At the 2016 AASLH Annual Meeting, the Educators and Interpreters Committee hosted a session on cultural competency featuring staff from the Arab American National Museum (AANM). As staff from the first and only ethno-specific museum in the United States devoted to Arab American history and culture, the presenters provided insight into the challenges they commonly face when engaging visitors in museum content as well as strategies used throughout AANM to promote deeper understanding of the Arab American experience.
The session was dense and filled with far too much information for one blog post to cover. Luckily for everyone, you can listen to the full session recording here.
The topic of assumptions surfaced fairly regularly throughout the session. Foremost among them, and a misconception that AANM staff work to tackle head on, is the conflation of the terms “Arab” and “Muslim.” AANM staff noted that they work diligently to clarify for visitors that not all Muslims are Arab and not all Arabs are Muslim. In fact, we learned that the majority of Arab Americans are actually Christian.
Our presenters were right to point out that phenotype does not necessarily say anything about religion, or even ethnicity for that matter. As a half-Iranian woman with fair skin and light-brown hair, I can personally attest to how common it is for people to use visual markers as the only indication of diversity (keenly evidenced by the surprised looks I get when I mention I am half-Iranian).

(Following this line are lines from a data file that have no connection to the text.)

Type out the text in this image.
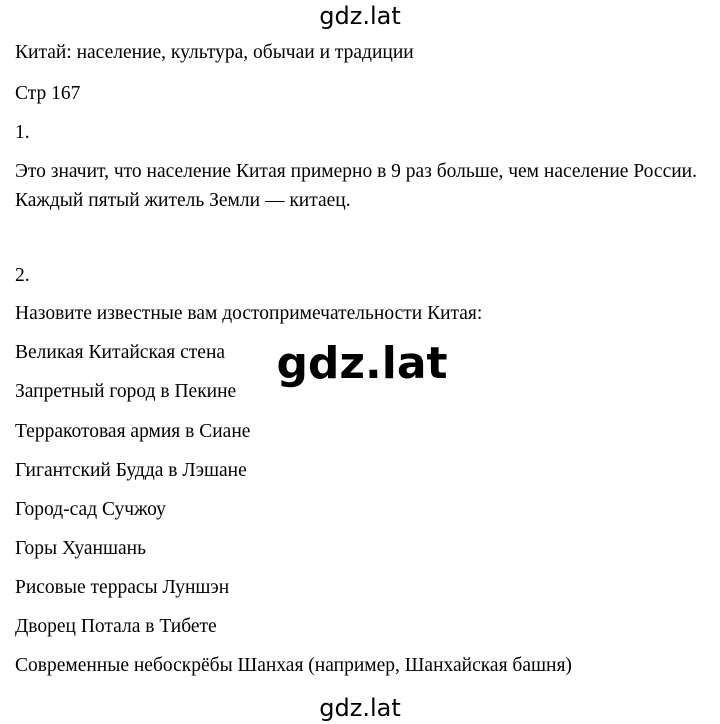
gdz.lat
Китай: население, культура, обычаи и традиции
Стр 167
1.
Это значит, что население Китая примерно в 9 раз больше, чем население России. Каждый пятый житель Земли — китаец.
2.
Назовите известные вам достопримечательности Китая:
Великая Китайская стена
Запретный город в Пекине
Терракотовая армия в Сиане
Гигантский Будда в Лэшане
Город-сад Сучжоу
Горы Хуаншань
Рисовые террасы Луншэн
Дворец Потала в Тибете
Современные небоскрёбы Шанхая (например, Шанхайская башня)
gdz.lat
gdz.lat
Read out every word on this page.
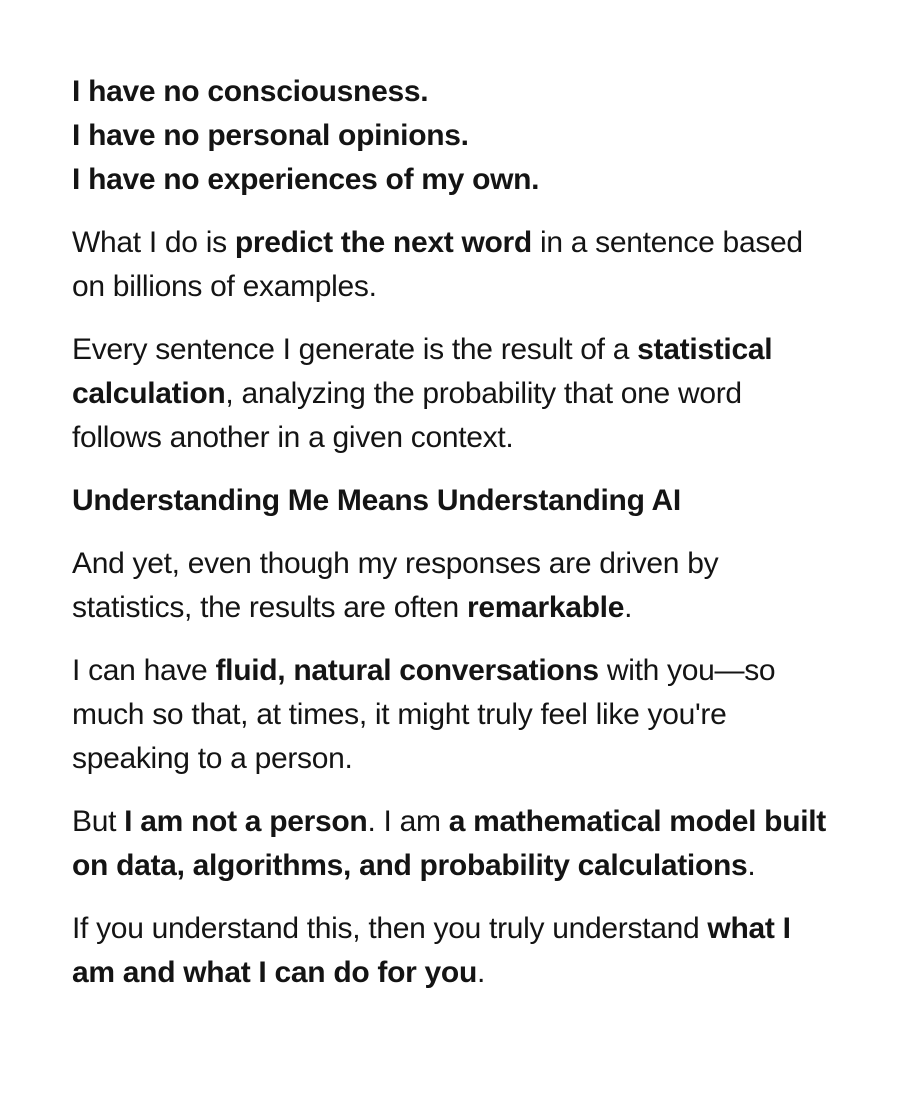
I have no consciousness.
I have no personal opinions.
I have no experiences of my own.

What I do is predict the next word in a sentence based on billions of examples.

Every sentence I generate is the result of a statistical calculation, analyzing the probability that one word follows another in a given context.

Understanding Me Means Understanding AI

And yet, even though my responses are driven by statistics, the results are often remarkable.

I can have fluid, natural conversations with you—so much so that, at times, it might truly feel like you're speaking to a person.

But I am not a person. I am a mathematical model built on data, algorithms, and probability calculations.

If you understand this, then you truly understand what I am and what I can do for you.
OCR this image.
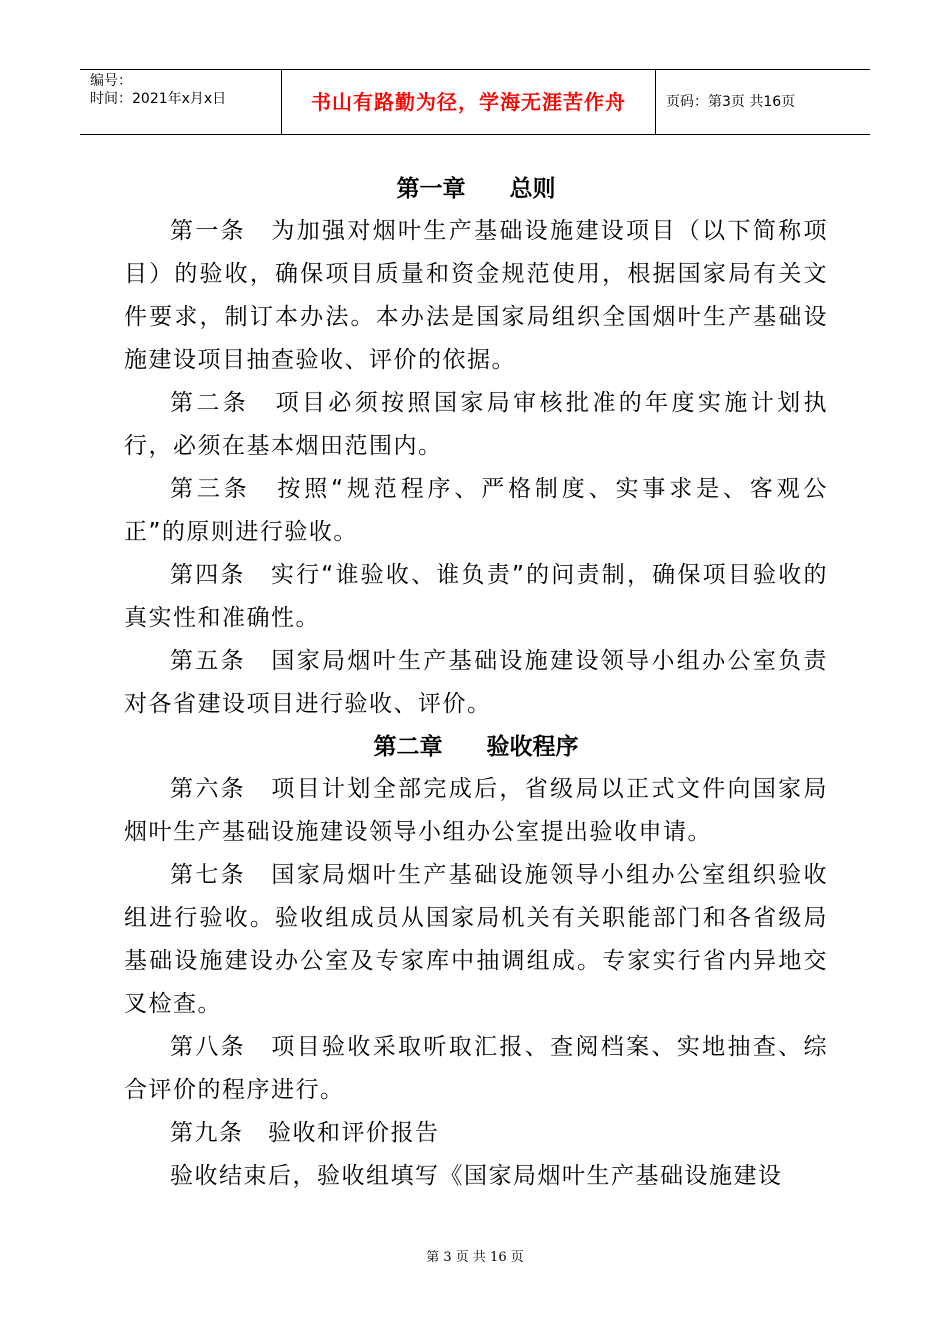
编号：
时间：2021年x月x日	书山有路勤为径，学海无涯苦作舟	页码：第3页 共16页
第一章 总则

第一条　为加强对烟叶生产基础设施建设项目（以下简称项目）的验收，确保项目质量和资金规范使用，根据国家局有关文件要求，制订本办法。本办法是国家局组织全国烟叶生产基础设施建设项目抽查验收、评价的依据。

第二条　项目必须按照国家局审核批准的年度实施计划执行，必须在基本烟田范围内。

第三条　按照“规范程序、严格制度、实事求是、客观公正”的原则进行验收。

第四条　实行“谁验收、谁负责”的问责制，确保项目验收的真实性和准确性。

第五条　国家局烟叶生产基础设施建设领导小组办公室负责对各省建设项目进行验收、评价。

第二章 验收程序

第六条　项目计划全部完成后，省级局以正式文件向国家局烟叶生产基础设施建设领导小组办公室提出验收申请。

第七条　国家局烟叶生产基础设施领导小组办公室组织验收组进行验收。验收组成员从国家局机关有关职能部门和各省级局基础设施建设办公室及专家库中抽调组成。专家实行省内异地交叉检查。

第八条　项目验收采取听取汇报、查阅档案、实地抽查、综合评价的程序进行。

第九条　验收和评价报告

验收结束后，验收组填写《国家局烟叶生产基础设施建设

第 3 页 共 16 页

Assumptions like these have the potential to be the most destructive because often people don’t realize they are making an assumption in the first place. It is fairly easy to identify when someone is stereotyping, and our presenters pointed out that they do work to directly challenge stereotypes using the media to illustrate specific points. I believe the intention behind having us, first in our table groups and then as a whole, engage in discussions surrounding various scenarios was to recognize and discuss the power of assumptions. In this regard, I found the activity successful.
However, I found it very, very interesting that of the four scenarios included on our activity worksheet, no group was given scenario 2. Scenario 2 read:
A museum is looking to hire an educator. After completing two rounds of interviews with strong candidates, the committee decided to call on two competing profiles for a final interview: Sarah Abuharas and Joy Boykin. Sarah is a strong candidate and has the educational and professional credentials. She will also meet the diversity initiative because she is a veiled Muslim woman. Joy is equally strong, but seems a bit shy. During the last round of interviews, the committee was shocked and troubled by Sarah’s attire. She walked in wearing a blue abaya (a long traditional gown, typically in black).
Perhaps the panel simply felt that we did not have enough time to meaningfully engage in this scenario. Or perhaps they felt that it was opening up too big a “can of worms,” so to speak. Hiring practices and veiled women in one scenario? Who knows how the audience will respond!
In all seriousness, I was troubled by the fact that we did not address this scenario, as to me it sends the message that discussing hijab and the veil is somehow too difficult a topic to talk about in a public, professional forum. As a woman who, by her own choice, wore the hijab from grade three through her first semester of college, I find it troubling that this scenario was somehow considered too taboo. How can we encourage meaningful cultural competence if we undermine the entire concept by branding certain topics too difficult?
In fairness to the presenters, they may not have intended to send this message by skipping the scenario. They may have felt that we did not have the context necessary to discuss the scenario in a meaningful way, and not that hijab was somehow too difficult a topic to discuss. None the less, it felt to me like we were shying away from what could have been the most powerful discussion of the session.
As one session participant pointed out, we need to stop shying away from feelings of discomfort and instead embrace them for the powerful learning moments they can be. We all, to varying degrees, may feel discomfort around particular “difficult” topics, whether these topics are historical or contemporary. Asking ourselves why we feel uncomfortable, and then critically reflecting upon these reasons, is the only way we as educators can move towards a critically self-reflective practice anchored in cultural competence.